The church of the Archangel Michael at Kavalariana: art and society on fourteenth-century Venetian-dominated Crete

Lymberopoulou, Angeliki (2006). The church of the Archangel Michael at Kavalariana: art and society on fourteenth-century Venetian-dominated Crete. London, UK: Pindar Press.

URL: http://www.pindarpress.co.uk/catalogue/byzantine/l...

Abstract

During this period, Crete was perhaps the most important Venetian stronghold in the Mediterranean. The traditional view that there was little cultural interaction between the native Greek Orthodox population and the Venetian colonists has recently been cast in doubt. From the early fourteenth century onwards, the two ethnically and religiously different inhabitants of Crete formed in fact a hybrid society, and Cretan artistic development reflects this progress.

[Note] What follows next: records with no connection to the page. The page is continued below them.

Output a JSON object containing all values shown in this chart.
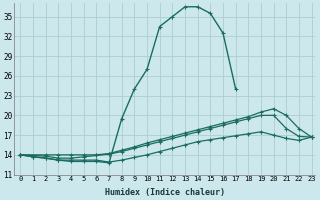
{
  "xlabel": "Humidex (Indice chaleur)",
  "background_color": "#cce8ec",
  "grid_color": "#aacdd4",
  "line_color": "#1a6b60",
  "xlim": [
    -0.5,
    23.3
  ],
  "ylim": [
    11,
    37
  ],
  "yticks": [
    11,
    14,
    17,
    20,
    23,
    26,
    29,
    32,
    35
  ],
  "xticks": [
    0,
    1,
    2,
    3,
    4,
    5,
    6,
    7,
    8,
    9,
    10,
    11,
    12,
    13,
    14,
    15,
    16,
    17,
    18,
    19,
    20,
    21,
    22,
    23
  ],
  "series": [
    {
      "x": [
        0,
        1,
        2,
        3,
        4,
        5,
        6,
        7,
        8,
        9,
        10,
        11,
        12,
        13,
        14,
        15,
        16,
        17
      ],
      "y": [
        14.0,
        13.7,
        13.5,
        13.2,
        13.0,
        13.0,
        13.0,
        12.8,
        19.5,
        24.0,
        27.0,
        33.5,
        35.0,
        36.5,
        36.5,
        35.5,
        32.5,
        24.0
      ]
    },
    {
      "x": [
        0,
        2,
        3,
        4,
        5,
        6,
        7,
        8,
        9,
        10,
        11,
        12,
        13,
        14,
        15,
        16,
        17,
        18,
        19,
        20,
        21,
        22,
        23
      ],
      "y": [
        14.0,
        14.0,
        14.0,
        14.0,
        14.0,
        14.0,
        14.2,
        14.7,
        15.2,
        15.8,
        16.3,
        16.8,
        17.3,
        17.8,
        18.3,
        18.8,
        19.3,
        19.8,
        20.5,
        21.0,
        20.0,
        18.0,
        16.7
      ]
    },
    {
      "x": [
        0,
        2,
        3,
        4,
        5,
        6,
        7,
        8,
        9,
        10,
        11,
        12,
        13,
        14,
        15,
        16,
        17,
        18,
        19,
        20,
        21,
        22,
        23
      ],
      "y": [
        14.0,
        13.8,
        13.5,
        13.5,
        13.7,
        13.9,
        14.1,
        14.5,
        15.0,
        15.5,
        16.0,
        16.5,
        17.0,
        17.5,
        18.0,
        18.5,
        19.0,
        19.5,
        20.0,
        20.0,
        18.0,
        16.8,
        16.7
      ]
    },
    {
      "x": [
        0,
        1,
        2,
        3,
        4,
        5,
        6,
        7,
        8,
        9,
        10,
        11,
        12,
        13,
        14,
        15,
        16,
        17,
        18,
        19,
        20,
        21,
        22,
        23
      ],
      "y": [
        14.0,
        13.7,
        13.5,
        13.2,
        13.2,
        13.2,
        13.2,
        12.9,
        13.2,
        13.6,
        14.0,
        14.5,
        15.0,
        15.5,
        16.0,
        16.3,
        16.6,
        16.9,
        17.2,
        17.5,
        17.0,
        16.5,
        16.2,
        16.7
      ]
    }
  ]
}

The book focuses as a case study on the church of the Archangel Michael at Kavalariana. This is a small church in the village of Kavalariana on the south-western part of the island. It is dated by a dedicatory inscription to the year 1327/28. The conservative iconographic programme of the wall paintings inside the church consists of seventeen religious scenes and thirty-three isolated saintly figures. As the paintings are signed Ioannis, they have been attributed to the prolific fourteenth-century Cretan artist Ioannis Pagomenos. A close examination of the style and comparisons with Pagomenos’ oeuvre suggest, however, that Ioannis of Kavalariana was a separate artist with an identity of his own. A unique feature of the Kavalariana cycle is the pro-Venetian inscription which, in combination with the fourteen portraits of the donors that appear in the church, forms an important witness to Venetian/Cretan cultural interaction.